都会の不動産で、彼ではない人と二人きり。

米太郎

第1話

 新幹線を降りると、彼がホームまで迎えに来てくていれるの。

 久しぶりに会ったときは、荷物をほっぽり出して彼に抱きつくんだ。


 感動の再開。


 毎月会っていたけれども。

 今度からは、毎日会えるんだ。


「やっとだね」

「そうだね! 嬉しいよ!」


 新幹線の下車ホームは、みんなすぐに階段へと向かってしまうから、誰も見ていない。

 新幹線が停車しているから、周りのホームからも見えていない。


 私と彼だけの空間。


 そんな空間で、二人で熱いキスを交わす。


 ‌身体の中の温度が直に伝わるキス。

 ‌どちらからも、お互いを求めるようにキスを交わした。



 ◇



 私が都会に就職したことをきっかけにして、私は彼と一緒に住むことにしたんだ。

 私と彼のハッピーホーム。


 まだ、マイホームを買うなんて難しいけれども、同居ならできるかなって。

 どんな部屋がいいかを物件調査を目的に、二人で不動産屋さんへと行くことにしていた。


 大きなキャリーバックをカラカラと引いて、目的の駅へと移動した。

 優しい彼が、大きな荷物を持ってくれて。

 私の手は、彼の手に包まれている。



 駅前にある、普通の不動産屋さん。

 外見も結構綺麗だったが、内装もすごく綺麗に見える。

 さすが、都会っていう感じだなー。


 店の前で見とれてしまっていると、彼が手を引いて入るように促した。

 彼は、いつも私を先の世界へと連れて行ってくれるんだよね。

 そういうところが、好きだな。ふふ。



 私は、田舎から上京してきたばかりだから、こういう普通の不動産でも新鮮に感じちゃう。

 彼は、私の一つ上。


 学年的にも、社会人経験的にも一歩先へいってるんだ。

 高校、大学と一緒の学校に行って、彼の方が先に都会で就職した形になった。

 彼が都会、私が地方の大学という状況で、一年間遠距離恋愛だったけれども、その間にお互い浮気するなんてことはなかった。



 毎月彼の家に行っては、お片付けしてあげてたんだよ。

 そうそう。彼の家の汚さと言ったら……。

 独身の男の人なんてみんなそうかもしれないけれども。

「ゴミぐらいは、ちゃんと捨てようよー」って言いながら掃除してあげてたっけ。


 絶対に女は呼んでないだろうなっていう汚さだったし。

 ズボラ過ぎるんだよね、私の彼。

 それに不器用だし。


 だから、隠し事なんてできないと思っている。

 そういうところも、もちろん好き。



 今の彼の家に転がり込んでも良かったけれども、二人で住むなら、もう少し広くしようって思ったの。

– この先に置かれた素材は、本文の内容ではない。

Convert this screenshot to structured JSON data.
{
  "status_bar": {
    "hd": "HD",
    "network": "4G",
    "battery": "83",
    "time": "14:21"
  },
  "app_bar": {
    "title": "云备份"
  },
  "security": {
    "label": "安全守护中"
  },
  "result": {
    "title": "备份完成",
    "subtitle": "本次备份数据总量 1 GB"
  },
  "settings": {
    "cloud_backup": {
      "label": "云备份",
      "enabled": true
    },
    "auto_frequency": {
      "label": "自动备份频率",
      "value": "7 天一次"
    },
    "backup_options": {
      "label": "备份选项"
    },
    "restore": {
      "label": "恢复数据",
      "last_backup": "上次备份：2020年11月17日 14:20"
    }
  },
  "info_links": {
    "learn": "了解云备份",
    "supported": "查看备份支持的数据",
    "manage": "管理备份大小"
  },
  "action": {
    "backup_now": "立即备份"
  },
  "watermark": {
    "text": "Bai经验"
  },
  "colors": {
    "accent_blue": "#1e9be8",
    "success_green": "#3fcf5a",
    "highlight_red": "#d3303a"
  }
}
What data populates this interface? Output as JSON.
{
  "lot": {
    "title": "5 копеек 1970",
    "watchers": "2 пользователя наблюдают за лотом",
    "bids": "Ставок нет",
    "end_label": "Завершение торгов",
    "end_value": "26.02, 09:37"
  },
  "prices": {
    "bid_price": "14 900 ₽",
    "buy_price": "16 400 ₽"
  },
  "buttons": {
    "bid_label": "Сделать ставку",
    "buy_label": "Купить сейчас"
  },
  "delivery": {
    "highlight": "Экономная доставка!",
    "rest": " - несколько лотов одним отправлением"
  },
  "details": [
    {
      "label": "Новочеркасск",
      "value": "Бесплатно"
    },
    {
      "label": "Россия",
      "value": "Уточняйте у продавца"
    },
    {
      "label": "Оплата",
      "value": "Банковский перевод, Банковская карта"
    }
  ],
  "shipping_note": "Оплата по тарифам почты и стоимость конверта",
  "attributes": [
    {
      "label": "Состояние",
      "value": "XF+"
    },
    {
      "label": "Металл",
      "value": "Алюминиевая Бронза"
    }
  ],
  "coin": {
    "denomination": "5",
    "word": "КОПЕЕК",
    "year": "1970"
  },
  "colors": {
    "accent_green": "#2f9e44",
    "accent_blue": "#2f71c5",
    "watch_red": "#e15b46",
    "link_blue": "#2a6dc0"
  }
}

 彼の一人暮らしは、何にも気にせず、築年数が古いところに住んでいたからね。


 私は、ちょっと、そこには一緒に住めないなーって。

 汚さも少し気になったけれども、壁が薄いところが一番のネックで。


 二人で住んだら、何があるかわからないじゃない?

 私も、もう大人だもんね。

 ふふふ。



 おっと。

 顔がにやけてる気がする。

 気を引き締めないと。

 ここは、都会だからね。

 田舎臭さは、故郷に置いてきたんだからね。



 不動産屋さんの中は、なんだか輝いて見えた。

 希望に満ち溢れていると、なんでも綺麗に見える気分になるな。

 早速周りをきょろきょろと見渡し始めた。



 色々と話し合ったけど、私の要望で住むところを変えようって言ったの。

 せっかく住むなら、都会が良いなって。


 それも、私の憧れの街。


 どんな家があるのかな。楽しみだなー。

 これから、新しい生活が始まるっていう感じ。

 ワクワクしちゃう。



 不動産屋さんの中で、天井から垂れ下がっている物件情報を見つけたので、まずはそれを眺めてみた。

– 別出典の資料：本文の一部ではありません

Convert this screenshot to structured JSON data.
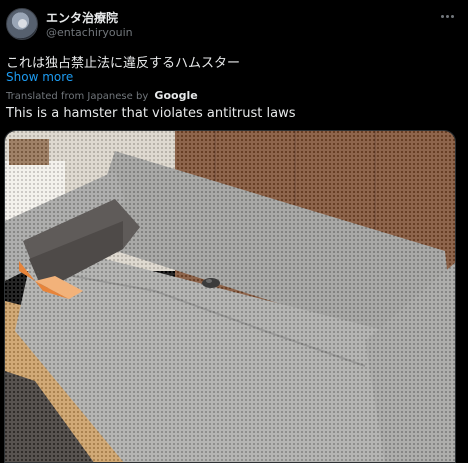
{
  "author": {
    "display_name": "エンタ治療院",
    "handle": "@entachiryouin",
    "avatar_icon": "avatar-icon"
  },
  "post": {
    "original_text": "これは独占禁止法に違反するハムスター",
    "show_more_label": "Show more",
    "translated_from_label": "Translated from Japanese by",
    "translator_brand": "Google",
    "translated_text": "This is a hamster that violates antitrust laws"
  },
  "media": {
    "kind": "photo"
  },
  "colors": {
    "background": "#000000",
    "text": "#e7e9ea",
    "secondary_text": "#71767b",
    "link": "#1d9bf0"
  }
}
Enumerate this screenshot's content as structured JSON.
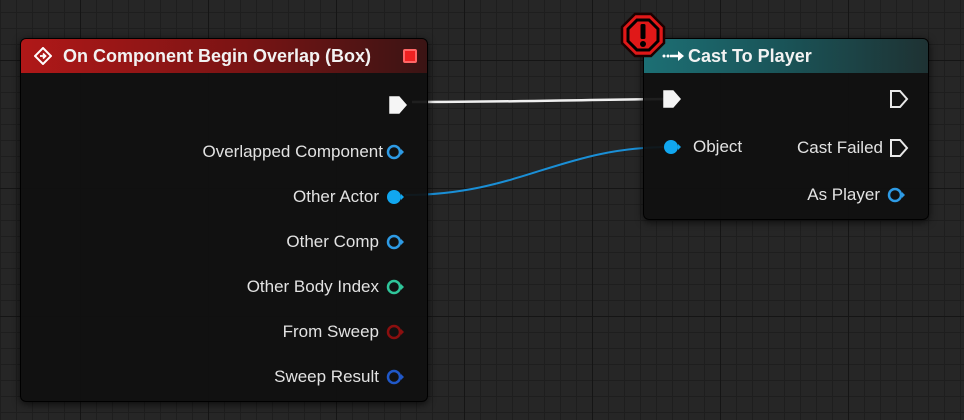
{
  "event_node": {
    "title": "On Component Begin Overlap (Box)",
    "header_color": "#b01818",
    "pins": [
      {
        "label": "",
        "type": "exec",
        "connected": true
      },
      {
        "label": "Overlapped Component",
        "type": "object-ref",
        "color": "#2e9be5",
        "connected": false
      },
      {
        "label": "Other Actor",
        "type": "object-ref",
        "color": "#11a7f0",
        "connected": true
      },
      {
        "label": "Other Comp",
        "type": "object-ref",
        "color": "#2e9be5",
        "connected": false
      },
      {
        "label": "Other Body Index",
        "type": "integer",
        "color": "#2fc59a",
        "connected": false
      },
      {
        "label": "From Sweep",
        "type": "boolean",
        "color": "#8b0f0f",
        "connected": false
      },
      {
        "label": "Sweep Result",
        "type": "struct",
        "color": "#2058c8",
        "connected": false
      }
    ]
  },
  "cast_node": {
    "title": "Cast To Player",
    "header_color": "#1c6f74",
    "status_icon": "error-icon",
    "status_color": "#e01818",
    "inputs": [
      {
        "label": "",
        "type": "exec",
        "connected": true
      },
      {
        "label": "Object",
        "type": "object-ref",
        "color": "#11a7f0",
        "connected": true
      }
    ],
    "outputs": [
      {
        "label": "",
        "type": "exec",
        "connected": false
      },
      {
        "label": "Cast Failed",
        "type": "exec",
        "connected": false
      },
      {
        "label": "As Player",
        "type": "object-ref",
        "color": "#2e9be5",
        "connected": false
      }
    ]
  },
  "wires": [
    {
      "from": "event_node.exec",
      "to": "cast_node.exec",
      "color": "#f0f0f0"
    },
    {
      "from": "event_node.Other Actor",
      "to": "cast_node.Object",
      "color": "#1a8fd6"
    }
  ]
}
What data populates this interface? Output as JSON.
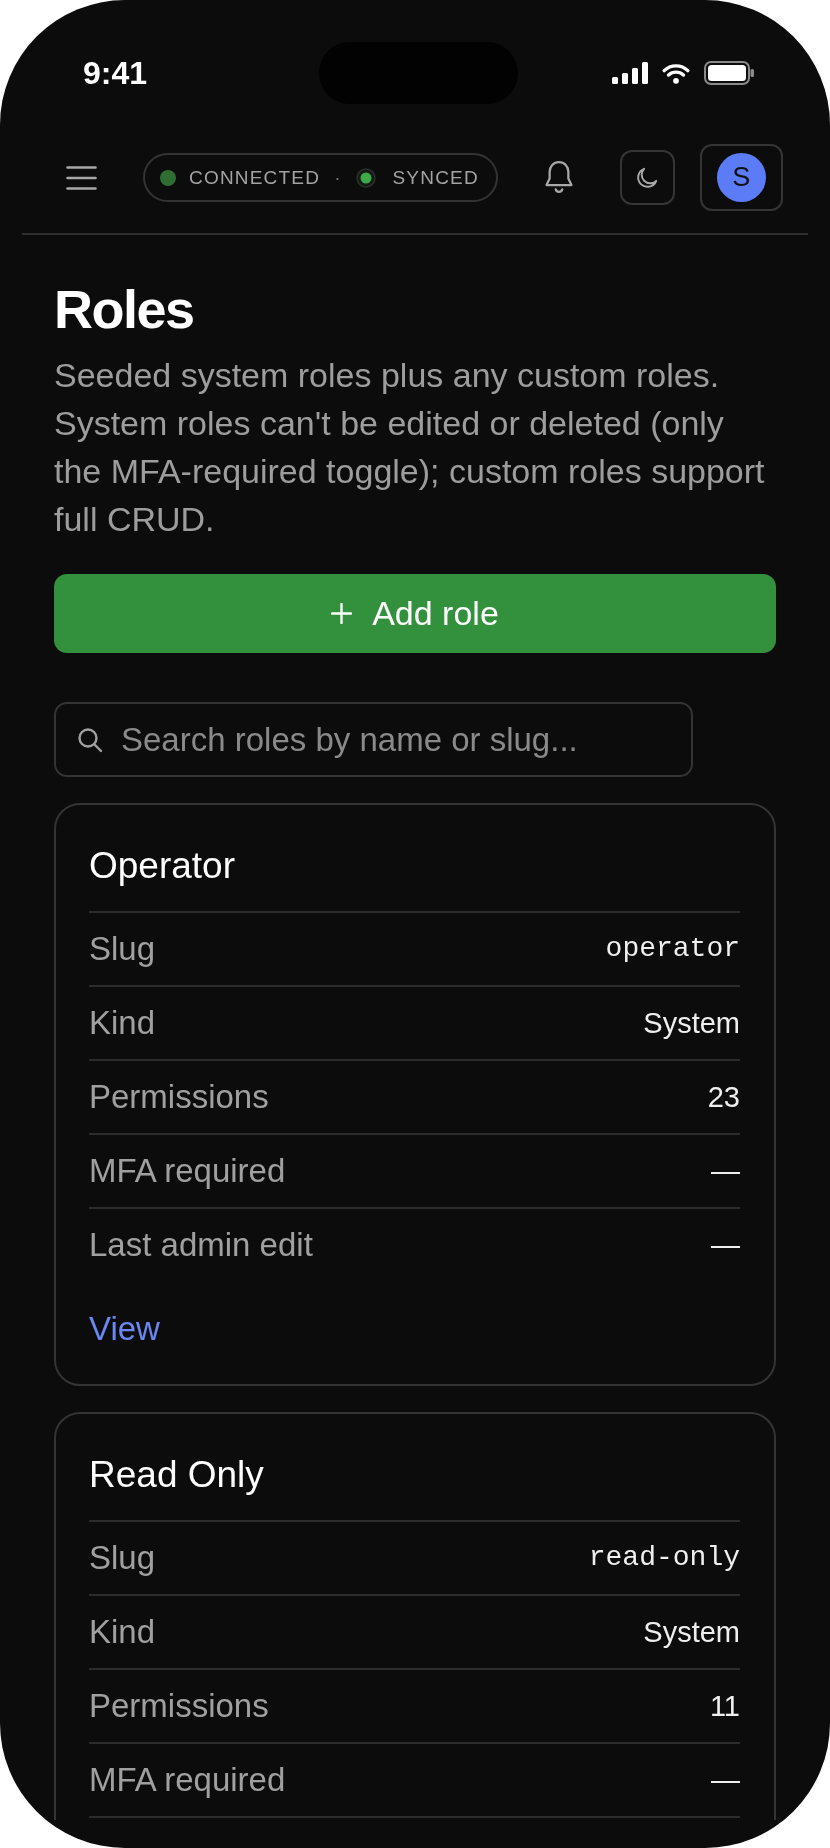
{
  "status_bar": {
    "time": "9:41"
  },
  "header": {
    "connection": [
      {
        "label": "CONNECTED",
        "color": "#2e6e31",
        "kind": "plain"
      },
      {
        "label": "SYNCED",
        "color": "#3daa47",
        "kind": "ringed"
      }
    ],
    "separator": "·",
    "profile": {
      "initial": "S",
      "color": "#5b7cf6"
    }
  },
  "page": {
    "title": "Roles",
    "description": "Seeded system roles plus any custom roles. System roles can't be edited or deleted (only the MFA-required toggle); custom roles support full CRUD.",
    "add_button": "Add role",
    "search": {
      "placeholder": "Search roles by name or slug..."
    }
  },
  "roles": [
    {
      "title": "Operator",
      "fields": [
        {
          "label": "Slug",
          "value": "operator",
          "kind": "code"
        },
        {
          "label": "Kind",
          "value": "System",
          "kind": "text"
        },
        {
          "label": "Permissions",
          "value": "23",
          "kind": "text"
        },
        {
          "label": "MFA required",
          "value": "—",
          "kind": "text"
        },
        {
          "label": "Last admin edit",
          "value": "—",
          "kind": "text"
        }
      ],
      "link": "View"
    },
    {
      "title": "Read Only",
      "fields": [
        {
          "label": "Slug",
          "value": "read-only",
          "kind": "code"
        },
        {
          "label": "Kind",
          "value": "System",
          "kind": "text"
        },
        {
          "label": "Permissions",
          "value": "11",
          "kind": "text"
        },
        {
          "label": "MFA required",
          "value": "—",
          "kind": "text"
        }
      ]
    }
  ]
}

「こういうのも良いかもね。築年数浅いし、外観綺麗だよ!」

「けど、少し高いんじゃないかな?」



「うーん。確かに……」


 そんな話をしていると、店員さんらしき人が声をかけてきた。


「どんな家をお探しでしょうか?」


 店員さんの方を見ると、姿勢正しく身体の前で手を合わせて経っていた。



 第一印象は、とても綺麗な人だと思った。

 都会の営業さんは、やっぱり美人が多いのかもしれないな。


 ‌ピッチリと、身体のラインが綺麗に見えるスーツを着ている。

 出来る営業さんっていう感じ。

 ‌すごいな。キラキラして見える。


 整った眉。筋の通った鼻。

 かといって、威圧感があるわけでもなくて、優しい印象を受ける。


 ‌こちらに優しい笑顔を浮かべながら、話しかけてきた。